Pour l'obtenir, l'association a du saisir le tribunal administratif de PARIS et patienter jusqu'aux ultimes heures de la clôture de l'instruction où l'État s'est enfin exécuté sous la menace d'une condamnation avec astreinte.

Télécharger ici le classement des rivières à saumon françaises.
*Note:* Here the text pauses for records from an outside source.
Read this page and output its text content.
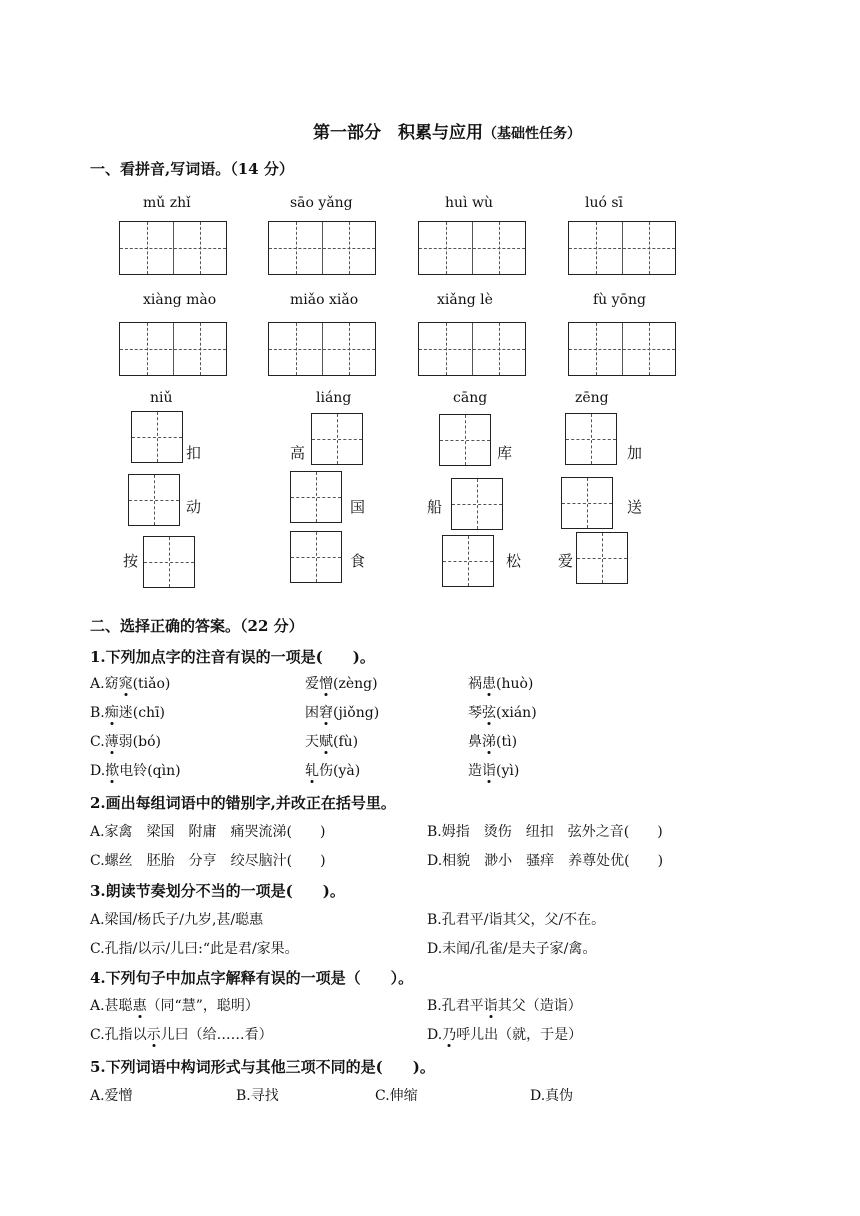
第一部分　积累与应用（基础性任务）
一、看拼音,写词语。（14 分）
mǔ zhǐ	sāo yǎng	huì wù	luó sī
xiàng mào	miǎo xiǎo	xiǎng lè	fù yōng
niǔ	liáng	cāng	zēng
扣	高	库	加
动	国	船	送
按	食	松 爱
二、选择正确的答案。（22 分）
1.下列加点字的注音有误的一项是(　　)。
A.窈窕(tiǎo)	爱憎(zèng)	祸患(huò)
B.痴迷(chī)	困窘(jiǒng)	琴弦(xián)
C.薄弱(bó)	天赋(fù)	鼻涕(tì)
D.揿电铃(qìn)	轧伤(yà)	造诣(yì)
2.画出每组词语中的错别字,并改正在括号里。
A.家禽　梁国　附庸　痛哭流涕(　　)	B.姆指　烫伤　纽扣　弦外之音(　　)
C.螺丝　胚胎　分亨　绞尽脑汁(　　)	D.相貌　渺小　骚痒　养尊处优(　　)
3.朗读节奏划分不当的一项是(　　)。
A.梁国/杨氏子/九岁,甚/聪惠	B.孔君平/诣其父，父/不在。
C.孔指/以示/儿曰:“此是君/家果。	D.未闻/孔雀/是夫子家/禽。
4.下列句子中加点字解释有误的一项是（　　）。
A.甚聪惠（同“慧”，聪明）	B.孔君平诣其父（造诣）
C.孔指以示儿曰（给……看）	D.乃呼儿出（就，于是）
5.下列词语中构词形式与其他三项不同的是(　　)。
A.爱憎	B.寻找	C.伸缩	D.真伪
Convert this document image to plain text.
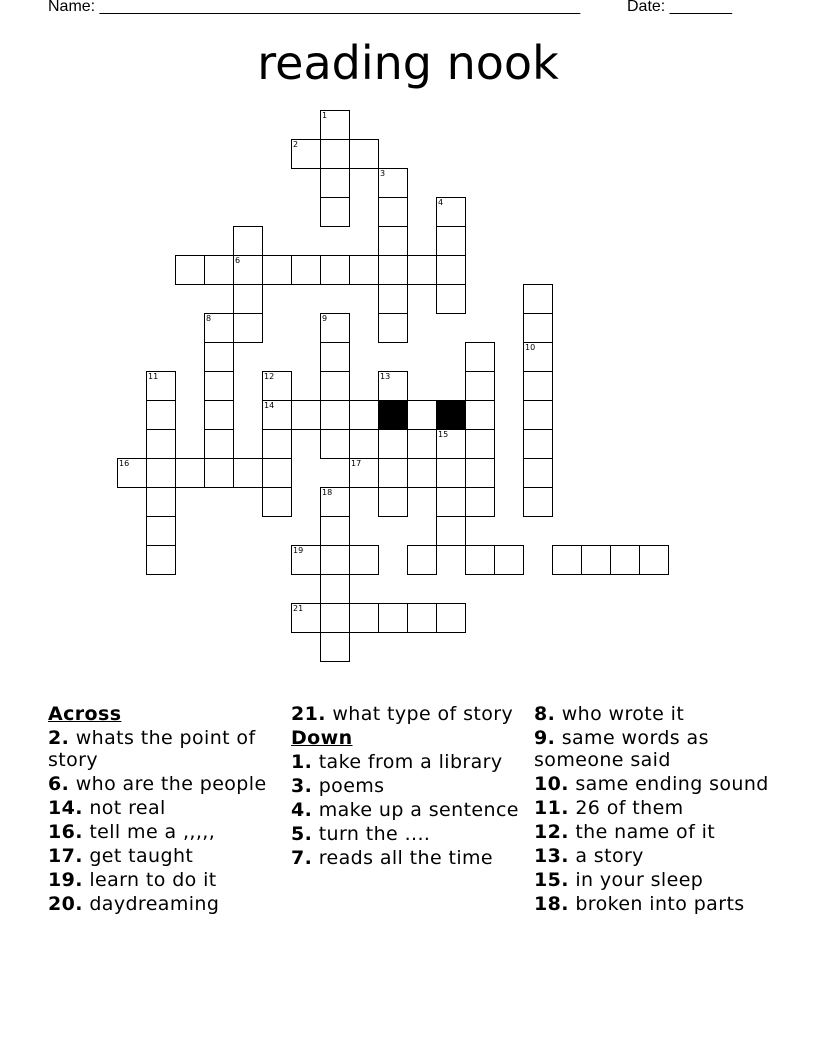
Name: ______________________________________________________	Date: _______
reading nook
1
2
3
4
6
10
8
11	12
14
9
13
16
15
17
18
19
21
Across
2. whats the point of story
6. who are the people
14. not real
16. tell me a ,,,,,
17. get taught
19. learn to do it
20. daydreaming
21. what type of story
Down
1. take from a library
3. poems
4. make up a sentence
5. turn the ....
7. reads all the time
8. who wrote it
9. same words as someone said
10. same ending sound
11. 26 of them
12. the name of it
13. a story
15. in your sleep
18. broken into parts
Chacun pourra vérifier le statut "officiel" du statut de conservation des saumons de sa rivière favorite. Le résultat pour l'Adour, la Nive, et les deux gaves d’Oléron et de Pau, il fallait s'en douter, ressemble à une réponse de Normand, sans cotation et avec ce commentaire ambigu "À définir. Évaluation depuis 2016 : risque modéré". Tout est fait pour ne pas inquiéter la pêche professionnelle. Par contre, juste à côté où il n'y a pas de pêche professionnelle comme la Nivelle et la Bidassoa, le risque d'extinction est explicitement reconnu....

 

En conclusion, en rendant un classement inachevé pour le seul bassin encore soumis à la pêche professionnelle et en bloquant sa diffusion depuis deux ans, le comportement de l'administration est cousu de fil blanc, idéal pour protéger les pêcheurs professionnels au filet dérivant dont elle est le meilleur avocat. Son comportement valide une nouvelle fois le bien fondé de la saisine de la justice au moindre défaut de communication. N'empêche qu'il reste consternant puisqu'il est aux antipodes de ce qu'il conviendrait qu'il soit pour avancer dans la bonne direction.